For the journalist a suicide story is always trouble. That’s partly because it’s painful and intrusive. And it’s partly because there’s an irreducible mystery at its core—why?—and the only person who might unlock that mystery, if questioned skillfully enough, is gone.
So you turn to the survivors. And while a reporter normally believes that with proximity comes credibility, that the nearer people are to the news the more valuable they are as sources, that’s often untrue—especially with suicides: The closer people are, the more damaged, baffled, guilt-ridden, emotionally invested, and problematic they’re likely to be as sources.
So the media steer clear. Although suicides claim twice as many lives as murders do, only three types generally make the news: those that take place in public, involve public figures—or exemplify some larger social problem.

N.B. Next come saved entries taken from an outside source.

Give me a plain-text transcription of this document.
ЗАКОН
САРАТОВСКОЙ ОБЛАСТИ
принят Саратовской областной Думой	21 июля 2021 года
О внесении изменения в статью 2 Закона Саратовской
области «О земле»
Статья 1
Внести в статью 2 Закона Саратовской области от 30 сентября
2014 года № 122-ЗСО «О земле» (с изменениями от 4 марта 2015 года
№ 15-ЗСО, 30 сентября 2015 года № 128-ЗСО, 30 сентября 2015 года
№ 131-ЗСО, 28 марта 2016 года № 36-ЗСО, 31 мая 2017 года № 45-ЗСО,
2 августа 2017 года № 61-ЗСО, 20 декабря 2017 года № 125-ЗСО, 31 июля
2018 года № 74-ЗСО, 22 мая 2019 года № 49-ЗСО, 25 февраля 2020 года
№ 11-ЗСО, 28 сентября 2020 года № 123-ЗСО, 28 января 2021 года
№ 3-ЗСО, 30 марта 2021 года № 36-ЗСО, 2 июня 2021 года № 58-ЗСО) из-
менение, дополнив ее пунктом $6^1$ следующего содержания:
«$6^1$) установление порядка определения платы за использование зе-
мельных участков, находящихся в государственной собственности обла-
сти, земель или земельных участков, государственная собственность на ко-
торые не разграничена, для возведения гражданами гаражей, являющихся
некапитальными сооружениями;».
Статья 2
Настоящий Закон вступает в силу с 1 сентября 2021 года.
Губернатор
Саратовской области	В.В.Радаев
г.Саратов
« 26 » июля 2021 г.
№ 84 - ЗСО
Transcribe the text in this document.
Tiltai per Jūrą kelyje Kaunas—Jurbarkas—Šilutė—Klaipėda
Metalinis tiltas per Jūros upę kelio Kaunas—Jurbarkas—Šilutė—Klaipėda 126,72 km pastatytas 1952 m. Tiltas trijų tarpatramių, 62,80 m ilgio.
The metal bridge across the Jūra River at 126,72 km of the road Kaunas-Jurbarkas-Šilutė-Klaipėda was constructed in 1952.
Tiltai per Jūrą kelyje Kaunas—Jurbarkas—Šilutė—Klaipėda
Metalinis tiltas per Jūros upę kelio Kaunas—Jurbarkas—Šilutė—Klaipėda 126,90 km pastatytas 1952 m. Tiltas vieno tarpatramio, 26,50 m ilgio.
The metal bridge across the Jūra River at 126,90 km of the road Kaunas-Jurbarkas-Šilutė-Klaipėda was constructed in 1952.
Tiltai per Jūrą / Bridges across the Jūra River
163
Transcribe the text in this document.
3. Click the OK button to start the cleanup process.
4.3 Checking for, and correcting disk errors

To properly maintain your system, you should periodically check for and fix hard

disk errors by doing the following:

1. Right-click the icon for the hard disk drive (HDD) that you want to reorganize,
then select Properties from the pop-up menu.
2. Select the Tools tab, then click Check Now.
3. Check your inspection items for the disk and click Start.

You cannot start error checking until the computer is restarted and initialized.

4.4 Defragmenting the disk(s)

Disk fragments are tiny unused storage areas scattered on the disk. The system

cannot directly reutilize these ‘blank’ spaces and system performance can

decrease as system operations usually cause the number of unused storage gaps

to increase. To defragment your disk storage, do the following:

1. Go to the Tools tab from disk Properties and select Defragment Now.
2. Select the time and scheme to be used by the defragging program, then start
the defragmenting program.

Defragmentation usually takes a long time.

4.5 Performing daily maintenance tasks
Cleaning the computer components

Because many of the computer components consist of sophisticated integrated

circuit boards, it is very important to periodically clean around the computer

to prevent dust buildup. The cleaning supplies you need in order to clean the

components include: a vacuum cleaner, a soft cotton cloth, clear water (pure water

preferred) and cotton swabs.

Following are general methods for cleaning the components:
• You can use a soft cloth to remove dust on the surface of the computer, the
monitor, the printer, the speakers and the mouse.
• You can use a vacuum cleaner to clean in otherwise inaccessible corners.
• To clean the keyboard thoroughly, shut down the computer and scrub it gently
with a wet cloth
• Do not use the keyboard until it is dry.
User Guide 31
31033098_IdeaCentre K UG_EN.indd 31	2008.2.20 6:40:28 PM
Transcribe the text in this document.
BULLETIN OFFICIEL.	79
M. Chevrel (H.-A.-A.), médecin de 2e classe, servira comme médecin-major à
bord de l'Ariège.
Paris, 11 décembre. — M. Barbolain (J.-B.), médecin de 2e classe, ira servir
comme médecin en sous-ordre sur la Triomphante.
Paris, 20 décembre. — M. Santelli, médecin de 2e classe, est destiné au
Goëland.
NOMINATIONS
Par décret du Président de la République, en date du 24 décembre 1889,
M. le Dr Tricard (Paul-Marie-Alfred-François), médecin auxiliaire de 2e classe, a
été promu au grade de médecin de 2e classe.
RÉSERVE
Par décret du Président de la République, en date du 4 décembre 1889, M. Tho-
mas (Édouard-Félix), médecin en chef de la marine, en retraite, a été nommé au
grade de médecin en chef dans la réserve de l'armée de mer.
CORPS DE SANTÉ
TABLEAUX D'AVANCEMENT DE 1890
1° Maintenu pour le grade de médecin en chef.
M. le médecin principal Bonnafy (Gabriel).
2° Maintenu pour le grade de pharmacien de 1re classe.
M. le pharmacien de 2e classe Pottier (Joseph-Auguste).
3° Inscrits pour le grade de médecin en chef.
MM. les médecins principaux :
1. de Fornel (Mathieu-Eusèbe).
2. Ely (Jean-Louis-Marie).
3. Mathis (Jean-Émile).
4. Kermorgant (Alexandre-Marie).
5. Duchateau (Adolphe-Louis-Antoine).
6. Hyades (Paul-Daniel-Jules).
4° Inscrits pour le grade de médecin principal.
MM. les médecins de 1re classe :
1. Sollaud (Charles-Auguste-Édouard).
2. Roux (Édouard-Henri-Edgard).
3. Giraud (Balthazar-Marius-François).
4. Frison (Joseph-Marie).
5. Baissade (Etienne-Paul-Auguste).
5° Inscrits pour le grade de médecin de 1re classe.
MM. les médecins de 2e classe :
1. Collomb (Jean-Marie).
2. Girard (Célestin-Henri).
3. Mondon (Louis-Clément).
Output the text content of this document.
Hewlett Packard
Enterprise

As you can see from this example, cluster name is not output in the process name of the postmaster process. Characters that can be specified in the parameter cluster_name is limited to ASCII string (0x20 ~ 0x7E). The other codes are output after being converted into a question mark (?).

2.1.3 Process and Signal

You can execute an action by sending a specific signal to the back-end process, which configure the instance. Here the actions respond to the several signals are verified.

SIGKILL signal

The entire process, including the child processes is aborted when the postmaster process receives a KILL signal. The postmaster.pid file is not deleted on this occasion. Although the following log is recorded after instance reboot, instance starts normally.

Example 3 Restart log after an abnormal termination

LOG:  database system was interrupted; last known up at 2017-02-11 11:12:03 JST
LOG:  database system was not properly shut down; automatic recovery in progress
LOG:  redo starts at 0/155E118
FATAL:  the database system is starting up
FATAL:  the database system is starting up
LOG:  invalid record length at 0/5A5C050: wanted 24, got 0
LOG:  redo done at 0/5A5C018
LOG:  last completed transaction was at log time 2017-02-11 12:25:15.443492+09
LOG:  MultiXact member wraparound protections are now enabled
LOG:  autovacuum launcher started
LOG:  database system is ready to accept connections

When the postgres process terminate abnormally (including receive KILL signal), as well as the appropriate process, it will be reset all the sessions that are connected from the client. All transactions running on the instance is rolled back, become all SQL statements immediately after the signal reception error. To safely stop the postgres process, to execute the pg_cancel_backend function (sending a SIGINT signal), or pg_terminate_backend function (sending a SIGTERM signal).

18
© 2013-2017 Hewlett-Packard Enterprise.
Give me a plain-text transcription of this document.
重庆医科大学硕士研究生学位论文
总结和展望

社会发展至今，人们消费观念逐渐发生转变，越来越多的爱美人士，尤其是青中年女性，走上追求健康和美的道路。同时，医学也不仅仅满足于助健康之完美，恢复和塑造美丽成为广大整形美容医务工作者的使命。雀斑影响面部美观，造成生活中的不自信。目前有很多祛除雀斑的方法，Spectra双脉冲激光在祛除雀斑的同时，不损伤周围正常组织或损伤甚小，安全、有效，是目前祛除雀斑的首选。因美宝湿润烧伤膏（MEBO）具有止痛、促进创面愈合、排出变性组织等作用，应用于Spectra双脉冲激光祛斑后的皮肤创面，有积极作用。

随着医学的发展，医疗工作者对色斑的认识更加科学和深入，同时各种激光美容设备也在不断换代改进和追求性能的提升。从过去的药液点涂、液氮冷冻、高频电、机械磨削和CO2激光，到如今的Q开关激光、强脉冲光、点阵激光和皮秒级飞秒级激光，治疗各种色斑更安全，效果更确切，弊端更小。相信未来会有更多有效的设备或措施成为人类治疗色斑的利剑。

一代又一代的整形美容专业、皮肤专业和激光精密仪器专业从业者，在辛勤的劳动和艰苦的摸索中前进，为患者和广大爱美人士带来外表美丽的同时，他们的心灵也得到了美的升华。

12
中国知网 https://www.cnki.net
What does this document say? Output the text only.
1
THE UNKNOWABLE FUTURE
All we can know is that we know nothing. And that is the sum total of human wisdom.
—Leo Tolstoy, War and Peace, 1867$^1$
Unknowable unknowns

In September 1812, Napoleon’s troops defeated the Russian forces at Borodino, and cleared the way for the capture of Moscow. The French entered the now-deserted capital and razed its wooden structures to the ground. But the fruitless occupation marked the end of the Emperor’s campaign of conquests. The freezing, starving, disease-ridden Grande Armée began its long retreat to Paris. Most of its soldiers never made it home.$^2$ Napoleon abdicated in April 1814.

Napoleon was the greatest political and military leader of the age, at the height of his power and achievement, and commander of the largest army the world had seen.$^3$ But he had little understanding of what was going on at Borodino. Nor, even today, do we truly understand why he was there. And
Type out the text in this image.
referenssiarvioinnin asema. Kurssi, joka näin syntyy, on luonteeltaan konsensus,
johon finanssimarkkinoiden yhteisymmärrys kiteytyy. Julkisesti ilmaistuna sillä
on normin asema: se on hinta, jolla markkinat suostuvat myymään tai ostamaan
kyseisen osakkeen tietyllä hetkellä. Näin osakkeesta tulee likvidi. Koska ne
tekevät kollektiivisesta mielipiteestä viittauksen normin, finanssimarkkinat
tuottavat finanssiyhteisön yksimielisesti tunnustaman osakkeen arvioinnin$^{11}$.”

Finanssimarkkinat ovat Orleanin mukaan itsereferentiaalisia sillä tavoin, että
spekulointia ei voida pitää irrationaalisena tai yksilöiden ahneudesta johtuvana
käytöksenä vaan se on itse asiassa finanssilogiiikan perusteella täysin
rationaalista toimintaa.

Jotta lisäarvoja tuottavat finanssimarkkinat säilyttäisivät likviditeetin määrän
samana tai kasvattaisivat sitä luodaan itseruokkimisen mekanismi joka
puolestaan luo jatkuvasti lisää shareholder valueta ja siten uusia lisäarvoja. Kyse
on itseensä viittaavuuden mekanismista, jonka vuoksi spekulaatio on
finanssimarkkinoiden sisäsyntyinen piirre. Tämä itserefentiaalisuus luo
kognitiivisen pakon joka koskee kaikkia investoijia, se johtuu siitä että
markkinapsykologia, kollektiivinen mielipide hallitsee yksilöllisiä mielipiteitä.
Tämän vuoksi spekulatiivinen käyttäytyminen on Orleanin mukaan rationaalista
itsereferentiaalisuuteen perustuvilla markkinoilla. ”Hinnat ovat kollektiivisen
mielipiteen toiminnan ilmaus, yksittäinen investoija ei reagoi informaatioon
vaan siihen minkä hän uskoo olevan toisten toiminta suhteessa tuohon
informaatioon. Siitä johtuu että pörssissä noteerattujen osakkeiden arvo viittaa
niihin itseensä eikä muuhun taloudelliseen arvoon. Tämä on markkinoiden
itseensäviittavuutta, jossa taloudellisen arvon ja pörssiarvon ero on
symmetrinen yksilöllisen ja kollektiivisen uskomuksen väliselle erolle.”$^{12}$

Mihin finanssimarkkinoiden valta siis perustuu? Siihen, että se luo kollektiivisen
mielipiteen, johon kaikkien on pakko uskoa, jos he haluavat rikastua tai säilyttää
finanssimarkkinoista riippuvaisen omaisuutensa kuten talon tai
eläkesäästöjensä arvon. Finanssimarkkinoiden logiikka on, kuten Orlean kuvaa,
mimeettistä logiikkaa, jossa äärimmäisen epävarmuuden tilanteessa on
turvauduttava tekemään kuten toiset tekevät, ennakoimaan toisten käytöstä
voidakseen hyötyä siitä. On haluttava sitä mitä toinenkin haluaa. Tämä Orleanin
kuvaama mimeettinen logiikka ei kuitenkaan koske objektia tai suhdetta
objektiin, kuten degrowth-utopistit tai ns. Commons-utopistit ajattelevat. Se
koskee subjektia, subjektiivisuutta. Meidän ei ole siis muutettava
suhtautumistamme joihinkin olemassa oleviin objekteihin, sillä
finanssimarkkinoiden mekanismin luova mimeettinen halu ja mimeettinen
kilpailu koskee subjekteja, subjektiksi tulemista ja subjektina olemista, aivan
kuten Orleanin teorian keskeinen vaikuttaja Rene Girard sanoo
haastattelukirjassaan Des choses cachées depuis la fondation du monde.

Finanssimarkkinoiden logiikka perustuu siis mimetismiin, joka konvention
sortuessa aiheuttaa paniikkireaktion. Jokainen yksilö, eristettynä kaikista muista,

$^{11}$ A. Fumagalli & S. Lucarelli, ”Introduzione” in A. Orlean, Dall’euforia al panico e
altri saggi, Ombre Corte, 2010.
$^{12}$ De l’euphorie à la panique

Enter workplace bullying. This is a robust area of social science-type research and consultancy, so it’s easy to solicit learned sound bites on how perfectly some headline-worthy affair—no matter how poorly documented or weakly understood—fits a supposedly classic pattern of office abuse.
The result is a suicide that’s now legitimately newsworthy—but only if the reporter skirts the messy personal stuff: How serious was Morrissey’s depression, was he being treated, when did he buy his gun, had he threatened suicide before, how many years since he last spoke to his family, had he clashed with bosses elsewhere, what was that cryptic final note to an old girlfriend about? None of those questions, which touch on intensely private matters, are really addressed—even though they’re unquestionably relevant.
That’s because under the ethical strictures journalists subscribe to, if Morrissey died because he was lonely and despondent and dead-ended and because he over-reacted to routine workplace miseries, his suicide wouldn’t be any of the public’s business. It wouldn’t be a story.
So there’s an inherent professional reason to soft-pedal evidence of personal pathology, and to tilt the coverage toward this hot new social malady.
To think that compassionate ethical concerns would produce such bias is troubling. Equally troubling, in view of the media-fueled clamor for a sweeping university inquiry, is the possibility that the legacy of Morrissey’s death will be the death of the publication for which he worked so hard.